ICU has a set of patterns for date & time components. See https://cldr.unicode.org/translation/date-time/date-time-patterns
It covers a lot more cases than the strftime formatting specifiers. You can use the ICU data with the strftime specifiers as well. You just have to make some decisions about the mapping. I did this with my Perl module DateTime. I could enumerate the choices I made there if there's interest in this.
Upon further testing by dumping out some mods from the ICU data I see results like:
#[allow(non_snake_case,non_camel_case_types,dead_code,unused_imports)] pub mod aa_DJ { pub const SHORT_MONTHS: &[&str] = &["M01", "M02", "M03", "M04", "M05", "M06", "M07", "M08", "M09", "M10", "M11", "M12"]; pub const LONG_MONTHS: &[&str] = &["M01", "M02", "M03", "M04", "M05", "M06", "M07", "M08", "M09", "M10", "M11", "M12"]; pub const SHORT_WEEKDAYS: &[&str] = &["Sun", "Mon", "Tue", "Wed", "Thu", "Fri", "Sat"]; pub const LONG_WEEKDAYS: &[&str] = &["Sun", "Mon", "Tue", "Wed", "Thu", "Fri", "Sat"]; pub const AM_PM: &[&str] = &["AM", "PM"]; pub const DECIMAL_POINT: &str = "."; pub const DIGITS: &[char] = &['0', '1', '2', '3', '4', '5', '6', '7', '8', '9']; }Since there the data for months doesn't look good. I don't think that it would be a good to use icu for months (and probably not weekdays either)
This sort of thing happens when the ICU project's data for a locale is incomplete. You can see the underlying data for that locale at https://github.com/unicode-org/cldr/blob/main/common/main/aa_DJ.xml. It's nearly empty. Compare it to a more complete locale at https://github.com/unicode-org/cldr/blob/main/common/main/am.xml.
There's a whole system for locale "inheritance". In the case of aa-DJ it should fall back to aa, which does have data (at least in the CLDR GitHub repo). But the output above looks like it's falling back to the root locale. I'm not sure how you dumped that data. Or maybe it's using an older version of the data where the aa locale was empty.
One more thing re: CLDR formatting. If you want to support this I think it's best to come up with new functions that accept these formats, like format_cldr or something along those lines.
So a 3M binary size penalty seems like a big downside...
I don't think our strftime-format string is going to be flexible enough to provide optimal localized formatting.
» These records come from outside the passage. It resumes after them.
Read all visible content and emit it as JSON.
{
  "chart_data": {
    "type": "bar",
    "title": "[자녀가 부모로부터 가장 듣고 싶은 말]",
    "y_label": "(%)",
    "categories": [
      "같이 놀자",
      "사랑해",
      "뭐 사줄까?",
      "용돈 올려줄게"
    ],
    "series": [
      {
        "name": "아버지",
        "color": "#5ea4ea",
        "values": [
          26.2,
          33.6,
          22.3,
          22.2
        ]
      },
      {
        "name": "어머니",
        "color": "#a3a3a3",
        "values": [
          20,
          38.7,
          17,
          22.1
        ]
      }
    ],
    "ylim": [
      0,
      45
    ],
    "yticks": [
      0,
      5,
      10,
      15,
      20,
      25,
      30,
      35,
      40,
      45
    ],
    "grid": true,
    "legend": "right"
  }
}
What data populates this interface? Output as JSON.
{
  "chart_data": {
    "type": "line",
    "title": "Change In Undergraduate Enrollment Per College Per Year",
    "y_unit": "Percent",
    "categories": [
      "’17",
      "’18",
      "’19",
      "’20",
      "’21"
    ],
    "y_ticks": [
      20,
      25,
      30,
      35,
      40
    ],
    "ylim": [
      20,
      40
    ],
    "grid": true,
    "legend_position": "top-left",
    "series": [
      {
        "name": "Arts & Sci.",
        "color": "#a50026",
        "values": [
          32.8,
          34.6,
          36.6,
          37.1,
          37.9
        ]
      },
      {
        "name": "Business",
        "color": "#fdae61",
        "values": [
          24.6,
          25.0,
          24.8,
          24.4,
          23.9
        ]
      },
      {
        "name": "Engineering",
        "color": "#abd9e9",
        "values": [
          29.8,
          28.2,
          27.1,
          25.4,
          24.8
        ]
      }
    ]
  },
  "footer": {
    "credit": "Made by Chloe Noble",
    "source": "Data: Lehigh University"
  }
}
And I don't think we have the experience to come up with enough extensions to get this right either. If one project can design a good format and API it would be ICU.
Do we want to combine some localization data from ICU, while lacking their formatting API, with the formatting string format from libc?
Given that we use a strftime formatting string like libc, it makes sense to me that we also use the localization data from libc. Our localization would be 'as good as', and match, libc. That is already a useful thing for the Rust ecosystem. And when you want more advanced formatting, ICU4X would be the way to go
In my opinion chrono should focus mostly on being a good date-and-time library. ICU can be better at localization. I propose to close this PR and instead make it easy to convert to/from icu::calendar::{Date, DateTime}. Maybe behind an icu feature?